Additionally, I’ll post 3 top-level comments for:
- Meetups: want to co-work with others in the community? Comment availability, work preferences, and a way to contact you (eg calendly link, “dm me”, “ my email is bob and alice dot com”, etc) For example, I’m available most times this week with a Calendly link for scheduling 1-on-1 co-working sessions. Additionally, you yourself could message those you know to collaborate on this, or have a nerdy house co-working party.
- Potential topics: what other topics besides corrigibility could we collaborate on in future weeks?
- Meta: what are different formats this type of group collaboration could take? Comment suggestions with trade offs or discuss the cost/benefits of what I’m presenting in this post.
I do believe there’s a legitimate, albeit small, chance that we solve corrigibility or find its “core” this week.
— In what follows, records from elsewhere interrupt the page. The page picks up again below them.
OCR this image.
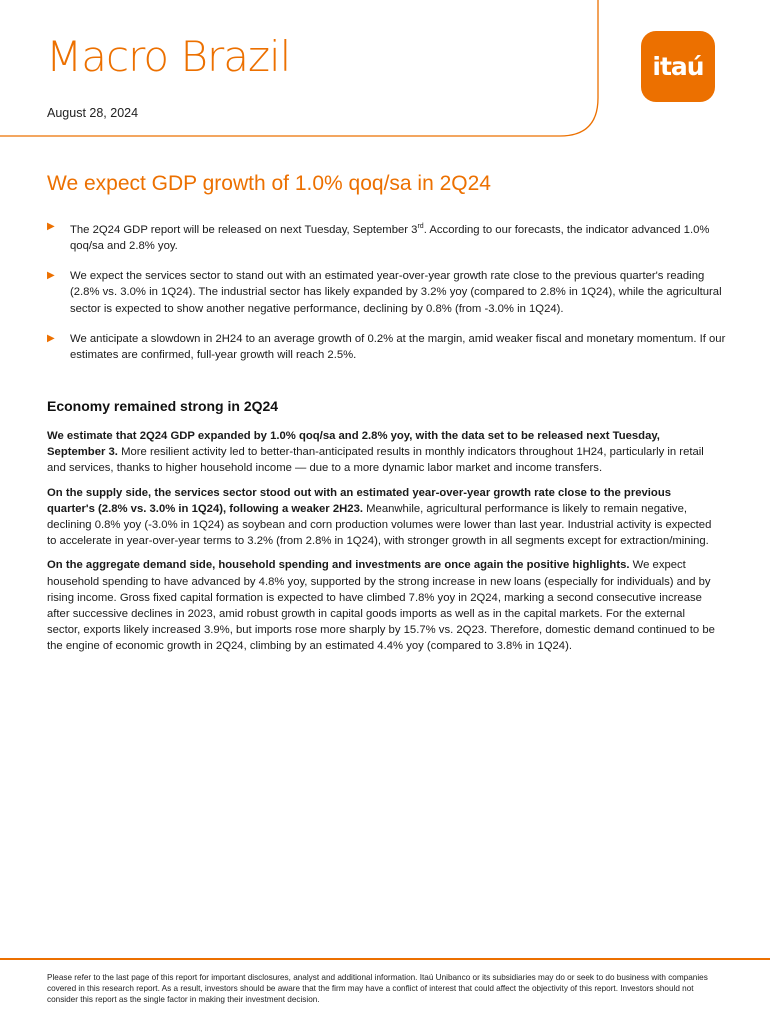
Macro Brazil
August 28, 2024
itaú
We expect GDP growth of 1.0% qoq/sa in 2Q24
▶	The 2Q24 GDP report will be released on next Tuesday, September 3rd. According to our forecasts, the indicator advanced 1.0% qoq/sa and 2.8% yoy.
▶	We expect the services sector to stand out with an estimated year-over-year growth rate close to the previous quarter's reading (2.8% vs. 3.0% in 1Q24). The industrial sector has likely expanded by 3.2% yoy (compared to 2.8% in 1Q24), while the agricultural sector is expected to show another negative performance, declining by 0.8% (from -3.0% in 1Q24).
▶	We anticipate a slowdown in 2H24 to an average growth of 0.2% at the margin, amid weaker fiscal and monetary momentum. If our estimates are confirmed, full-year growth will reach 2.5%.
Economy remained strong in 2Q24

We estimate that 2Q24 GDP expanded by 1.0% qoq/sa and 2.8% yoy, with the data set to be released next Tuesday, September 3. More resilient activity led to better-than-anticipated results in monthly indicators throughout 1H24, particularly in retail and services, thanks to higher household income — due to a more dynamic labor market and income transfers.

On the supply side, the services sector stood out with an estimated year-over-year growth rate close to the previous quarter's (2.8% vs. 3.0% in 1Q24), following a weaker 2H23. Meanwhile, agricultural performance is likely to remain negative, declining 0.8% yoy (-3.0% in 1Q24) as soybean and corn production volumes were lower than last year. Industrial activity is expected to accelerate in year-over-year terms to 3.2% (from 2.8% in 1Q24), with stronger growth in all segments except for extraction/mining.

On the aggregate demand side, household spending and investments are once again the positive highlights. We expect household spending to have advanced by 4.8% yoy, supported by the strong increase in new loans (especially for individuals) and by rising income. Gross fixed capital formation is expected to have climbed 7.8% yoy in 2Q24, marking a second consecutive increase after successive declines in 2023, amid robust growth in capital goods imports as well as in the capital markets. For the external sector, exports likely increased 3.9%, but imports rose more sharply by 15.7% vs. 2Q23. Therefore, domestic demand continued to be the engine of economic growth in 2Q24, climbing by an estimated 4.4% yoy (compared to 3.8% in 1Q24).

Please refer to the last page of this report for important disclosures, analyst and additional information. Itaú Unibanco or its subsidiaries may do or seek to do business with companies covered in this research report. As a result, investors should be aware that the firm may have a conflict of interest that could affect the objectivity of this report. Investors should not consider this report as the single factor in making their investment decision.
Nonetheless, I think it’s of great value to be able to make actual progress on alignment issues as a community and to figure out how to do that better. Additionally, it’s immensely valuable to have an alignment topic post include a literature review, the community's up-to-date thoughts, and possible future research directions to pursue. I also believe a collaborative project like this will put several community members on the same page as far as terminology and gears-level models.
I explicitly commit to 3 weeks of this (so corrigibility this week and two more the next two weeks). After that is Christmas and New Years, after which I may resume depending on how it goes.
Thanks to Alex Turner for reviewing a draft.
The linguistic entropy point is countered by my previous point, right? Unless you want to say not everyone who posts in this community is capable of doing that? Or can naturally do that?
Hahaha, yes. Yudkowsky can easily be interpreted as condescending and annoying in those dialogues (and he could've done a better job at not coming across that way). Though I believe the majority of the comments were in the spirit of understanding and coming to an agreement. Adam Shimi is also working on a post to describe the disagreements in the dialogue as different epistemic strategies, meaning the cause of disagreement is non-obvious. Alignment is pre-paradigmic, so agreeing is more difficult compared to communities that have clear questions and metrics to measure them on. I still think we succeed at the harder problem.
By "community of philosophers", you mean noone makes any actual progress on anything (or can agree that progress is being made)?
Do you disagree on these examples or disagree that they prove the community makes progress and agrees that progress is being made?